The allusion would seem to be to a ruddy sunset, but it must be admitted to be somewhat obscure. Nor is it very evident what the word huan means,[2] but it would seem to have been originally the exponent of a myth associated with the sun as a female, though we are left without the means of realizing clearly what that myth was. Whatever it and that connected with the word haul may have been, they go with the names of the later order; and these last, together with the others noticed, belong to the period of the separate existence of the nations using them, and not to that of the undivided Aryan family. This may be regarded as sufficiently shown by their lack of agreement in the important matter of gender, and also probably by the comparatively scanty nourishment which the mythological ivy, so to speak, is found to have drawn from them.
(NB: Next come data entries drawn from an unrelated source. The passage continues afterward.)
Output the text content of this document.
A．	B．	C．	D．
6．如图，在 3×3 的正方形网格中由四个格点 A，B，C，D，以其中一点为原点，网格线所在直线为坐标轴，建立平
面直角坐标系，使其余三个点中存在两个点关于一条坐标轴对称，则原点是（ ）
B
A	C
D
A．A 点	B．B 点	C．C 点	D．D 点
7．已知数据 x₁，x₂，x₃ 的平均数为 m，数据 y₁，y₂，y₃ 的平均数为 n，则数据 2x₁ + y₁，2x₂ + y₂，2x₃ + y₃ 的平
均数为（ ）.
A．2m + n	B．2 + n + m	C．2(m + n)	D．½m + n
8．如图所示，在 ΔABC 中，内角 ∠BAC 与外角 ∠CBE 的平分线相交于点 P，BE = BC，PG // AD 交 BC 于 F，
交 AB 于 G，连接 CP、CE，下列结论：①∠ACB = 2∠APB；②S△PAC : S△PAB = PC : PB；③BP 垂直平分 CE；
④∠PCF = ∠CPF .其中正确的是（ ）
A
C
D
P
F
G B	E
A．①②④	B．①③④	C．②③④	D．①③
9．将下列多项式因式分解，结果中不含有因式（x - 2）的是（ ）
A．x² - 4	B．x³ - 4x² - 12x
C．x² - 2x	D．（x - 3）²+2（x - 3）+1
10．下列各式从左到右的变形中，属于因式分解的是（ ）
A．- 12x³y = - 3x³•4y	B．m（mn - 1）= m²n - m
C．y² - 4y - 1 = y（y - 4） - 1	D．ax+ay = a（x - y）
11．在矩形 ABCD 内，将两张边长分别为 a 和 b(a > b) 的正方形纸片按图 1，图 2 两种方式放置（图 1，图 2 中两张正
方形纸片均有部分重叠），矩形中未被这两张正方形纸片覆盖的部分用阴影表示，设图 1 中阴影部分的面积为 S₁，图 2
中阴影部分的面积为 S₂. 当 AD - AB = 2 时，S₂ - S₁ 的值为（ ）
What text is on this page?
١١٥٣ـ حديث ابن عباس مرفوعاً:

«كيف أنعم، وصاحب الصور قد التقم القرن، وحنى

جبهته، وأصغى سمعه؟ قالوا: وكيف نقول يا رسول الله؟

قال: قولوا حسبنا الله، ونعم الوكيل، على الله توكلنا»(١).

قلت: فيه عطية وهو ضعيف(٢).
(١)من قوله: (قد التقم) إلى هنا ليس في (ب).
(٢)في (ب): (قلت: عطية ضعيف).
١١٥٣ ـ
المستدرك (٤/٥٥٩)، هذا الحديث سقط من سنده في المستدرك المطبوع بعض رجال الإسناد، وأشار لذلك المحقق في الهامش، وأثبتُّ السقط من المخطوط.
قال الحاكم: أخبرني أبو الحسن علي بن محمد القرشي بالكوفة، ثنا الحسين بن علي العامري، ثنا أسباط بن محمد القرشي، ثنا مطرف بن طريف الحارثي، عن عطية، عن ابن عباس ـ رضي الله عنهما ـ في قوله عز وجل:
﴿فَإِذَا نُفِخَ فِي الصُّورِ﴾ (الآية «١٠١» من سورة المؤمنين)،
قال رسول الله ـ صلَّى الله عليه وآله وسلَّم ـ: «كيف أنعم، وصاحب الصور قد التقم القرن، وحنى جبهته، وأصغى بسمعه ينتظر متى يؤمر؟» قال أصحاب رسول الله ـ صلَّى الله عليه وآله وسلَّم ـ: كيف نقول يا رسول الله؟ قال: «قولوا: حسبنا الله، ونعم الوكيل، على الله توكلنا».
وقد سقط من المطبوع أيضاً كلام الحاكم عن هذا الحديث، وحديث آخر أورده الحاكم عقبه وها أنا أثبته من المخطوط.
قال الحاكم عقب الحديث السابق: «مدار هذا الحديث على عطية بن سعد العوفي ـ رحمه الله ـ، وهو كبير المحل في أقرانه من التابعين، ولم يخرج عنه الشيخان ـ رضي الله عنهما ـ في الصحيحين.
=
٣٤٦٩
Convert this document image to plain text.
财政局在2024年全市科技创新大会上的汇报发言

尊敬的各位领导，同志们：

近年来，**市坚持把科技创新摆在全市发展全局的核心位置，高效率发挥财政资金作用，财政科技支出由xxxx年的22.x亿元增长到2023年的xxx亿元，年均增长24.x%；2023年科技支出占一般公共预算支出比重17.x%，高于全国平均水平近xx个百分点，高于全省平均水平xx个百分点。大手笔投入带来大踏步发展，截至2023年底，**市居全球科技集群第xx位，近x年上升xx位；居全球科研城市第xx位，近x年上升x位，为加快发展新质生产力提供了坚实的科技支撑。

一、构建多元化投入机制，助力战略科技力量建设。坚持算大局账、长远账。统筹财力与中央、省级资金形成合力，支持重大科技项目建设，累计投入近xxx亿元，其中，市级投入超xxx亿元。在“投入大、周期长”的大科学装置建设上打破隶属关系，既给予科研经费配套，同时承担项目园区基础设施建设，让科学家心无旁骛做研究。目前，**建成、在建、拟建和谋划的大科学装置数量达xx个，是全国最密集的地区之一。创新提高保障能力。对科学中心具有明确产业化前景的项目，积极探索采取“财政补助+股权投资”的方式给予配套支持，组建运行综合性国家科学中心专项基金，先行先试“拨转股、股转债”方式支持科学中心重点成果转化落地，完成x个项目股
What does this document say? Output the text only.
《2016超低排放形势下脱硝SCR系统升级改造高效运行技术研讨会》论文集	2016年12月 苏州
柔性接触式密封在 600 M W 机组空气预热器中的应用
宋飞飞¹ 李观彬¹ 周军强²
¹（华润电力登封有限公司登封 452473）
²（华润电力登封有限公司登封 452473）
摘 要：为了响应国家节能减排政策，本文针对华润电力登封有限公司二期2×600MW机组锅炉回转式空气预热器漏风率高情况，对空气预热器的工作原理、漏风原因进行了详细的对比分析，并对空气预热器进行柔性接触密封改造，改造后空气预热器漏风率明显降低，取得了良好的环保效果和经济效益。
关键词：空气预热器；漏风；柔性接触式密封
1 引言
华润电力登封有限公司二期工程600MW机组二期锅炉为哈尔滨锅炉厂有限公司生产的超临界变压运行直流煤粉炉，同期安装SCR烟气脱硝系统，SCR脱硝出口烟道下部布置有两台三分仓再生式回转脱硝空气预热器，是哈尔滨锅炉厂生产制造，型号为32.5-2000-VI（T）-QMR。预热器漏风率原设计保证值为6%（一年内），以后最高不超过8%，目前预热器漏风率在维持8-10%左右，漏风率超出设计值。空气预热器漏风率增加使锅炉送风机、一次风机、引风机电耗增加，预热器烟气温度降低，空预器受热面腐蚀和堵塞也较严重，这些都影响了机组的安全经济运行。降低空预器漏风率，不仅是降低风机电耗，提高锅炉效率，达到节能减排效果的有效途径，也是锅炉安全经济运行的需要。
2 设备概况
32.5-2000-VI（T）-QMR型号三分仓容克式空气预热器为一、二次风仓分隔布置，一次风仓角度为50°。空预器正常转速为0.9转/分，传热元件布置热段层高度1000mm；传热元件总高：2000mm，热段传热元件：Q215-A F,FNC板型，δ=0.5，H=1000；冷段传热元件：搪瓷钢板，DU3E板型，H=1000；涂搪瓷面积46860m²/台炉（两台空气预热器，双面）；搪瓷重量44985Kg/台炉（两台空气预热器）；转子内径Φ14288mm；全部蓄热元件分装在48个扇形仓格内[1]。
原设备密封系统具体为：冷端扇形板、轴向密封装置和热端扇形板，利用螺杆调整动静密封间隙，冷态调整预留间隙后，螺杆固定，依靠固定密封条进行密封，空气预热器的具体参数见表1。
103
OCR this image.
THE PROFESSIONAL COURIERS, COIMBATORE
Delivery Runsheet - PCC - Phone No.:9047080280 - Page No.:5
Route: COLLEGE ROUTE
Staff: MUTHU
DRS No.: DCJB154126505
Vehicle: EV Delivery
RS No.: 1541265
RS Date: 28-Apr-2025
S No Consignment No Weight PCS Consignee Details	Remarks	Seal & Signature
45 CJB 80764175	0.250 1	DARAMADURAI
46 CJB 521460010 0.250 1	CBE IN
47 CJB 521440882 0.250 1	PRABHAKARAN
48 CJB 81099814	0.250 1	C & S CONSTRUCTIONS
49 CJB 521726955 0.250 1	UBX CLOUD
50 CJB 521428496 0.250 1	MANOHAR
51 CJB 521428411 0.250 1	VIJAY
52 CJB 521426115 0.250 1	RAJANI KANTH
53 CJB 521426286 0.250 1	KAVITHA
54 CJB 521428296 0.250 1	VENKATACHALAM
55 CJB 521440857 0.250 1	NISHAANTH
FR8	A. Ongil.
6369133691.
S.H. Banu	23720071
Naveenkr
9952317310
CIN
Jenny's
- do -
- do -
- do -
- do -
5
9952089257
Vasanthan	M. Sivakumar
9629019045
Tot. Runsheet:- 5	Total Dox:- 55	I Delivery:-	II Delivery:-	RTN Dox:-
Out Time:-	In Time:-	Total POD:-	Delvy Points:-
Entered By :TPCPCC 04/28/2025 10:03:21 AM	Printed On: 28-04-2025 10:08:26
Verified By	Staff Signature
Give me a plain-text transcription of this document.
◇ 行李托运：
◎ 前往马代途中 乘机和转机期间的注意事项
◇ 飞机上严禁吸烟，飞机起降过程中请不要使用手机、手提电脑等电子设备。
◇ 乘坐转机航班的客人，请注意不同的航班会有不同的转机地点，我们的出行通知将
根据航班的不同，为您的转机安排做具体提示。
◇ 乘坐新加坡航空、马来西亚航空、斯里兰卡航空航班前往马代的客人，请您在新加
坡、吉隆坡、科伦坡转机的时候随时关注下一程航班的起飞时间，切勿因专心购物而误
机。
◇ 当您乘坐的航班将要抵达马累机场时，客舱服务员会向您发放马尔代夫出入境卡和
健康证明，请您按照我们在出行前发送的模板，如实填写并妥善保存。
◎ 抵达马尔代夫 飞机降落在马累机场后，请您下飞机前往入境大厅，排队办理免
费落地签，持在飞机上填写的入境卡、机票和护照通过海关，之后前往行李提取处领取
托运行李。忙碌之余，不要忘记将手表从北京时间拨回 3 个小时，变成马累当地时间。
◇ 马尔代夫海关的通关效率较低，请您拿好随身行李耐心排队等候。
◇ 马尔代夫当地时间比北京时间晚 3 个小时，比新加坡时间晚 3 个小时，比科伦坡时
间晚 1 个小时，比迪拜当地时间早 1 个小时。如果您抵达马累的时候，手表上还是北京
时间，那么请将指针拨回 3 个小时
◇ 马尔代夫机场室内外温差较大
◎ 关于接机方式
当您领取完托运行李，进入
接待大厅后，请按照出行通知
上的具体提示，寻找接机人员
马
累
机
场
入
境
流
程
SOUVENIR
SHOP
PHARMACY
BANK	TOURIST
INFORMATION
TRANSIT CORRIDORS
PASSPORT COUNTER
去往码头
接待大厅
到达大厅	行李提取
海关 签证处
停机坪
Had the Celts, or, still better, the Goidelic Celts, been alone in making the sun feminine at a certain point in their history, one would have been tempted to see in that tendency the influence of a non-Aryan race conquered and absorbed by them; but the divergence of gender pointed out is not such as to favour that view: it only warrants the inference that each nation acted

  1. Skene, ij. 134 (poem vij. line 145).
  2. Possibly it signified one that howls or barks as a hound giving tongue. D. ab Gwilym treats the moon as the huan of the night in poem civ. line 28, p. 204; and an owl is called in Welsh a dallhuan, or blind huan.